How do you write an equation of a line with Slope =3,(4,-8)?

Jun 26, 2015

$y + 8 = 3 \left(x - 4\right)$
or in standard form $3 x - 1 y = 20$

Explanation:

Given a slope of $m = 3$ through a point $\left(\hat{x} , \hat{y}\right) = \left(4 , - 8\right)$
the slope-point form of a line:
$\textcolor{w h i t e}{\text{XXXX}}$$\left(y - \hat{y}\right) = m \left(x - \hat{x}\right)$
becomes
$\textcolor{w h i t e}{\text{XXXX}}$$y - \left(- 8\right) = 3 \left(x - 4\right)$
or
$\textcolor{w h i t e}{\text{XXXX}}$$y + 8 = 3 \left(x - 4\right)$

While this is a perfectly correct answer, an equation in standard form might be more desirable.
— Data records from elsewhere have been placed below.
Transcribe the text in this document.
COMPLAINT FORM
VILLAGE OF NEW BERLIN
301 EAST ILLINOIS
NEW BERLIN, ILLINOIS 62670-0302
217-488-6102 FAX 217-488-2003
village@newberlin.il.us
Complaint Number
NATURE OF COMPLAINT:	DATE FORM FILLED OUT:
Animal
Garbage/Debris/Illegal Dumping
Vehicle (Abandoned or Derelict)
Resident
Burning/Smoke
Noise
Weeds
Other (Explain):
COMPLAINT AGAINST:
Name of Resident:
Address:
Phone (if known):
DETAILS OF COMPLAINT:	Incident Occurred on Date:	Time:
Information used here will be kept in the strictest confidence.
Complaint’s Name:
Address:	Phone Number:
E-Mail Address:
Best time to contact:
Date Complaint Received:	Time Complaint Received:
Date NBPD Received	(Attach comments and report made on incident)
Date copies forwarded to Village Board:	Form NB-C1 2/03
$\textcolor{w h i t e}{\text{XXXX}}$$y + 8 = 3 x - 12$

$\textcolor{w h i t e}{\text{XXXX}}$$- 3 x + y + 8 = - 12$

$\textcolor{w h i t e}{\text{XXXX}}$$- 3 x + y = - 20$

$\textcolor{w h i t e}{\text{XXXX}}$$3 x - y = 20$ (in standard form)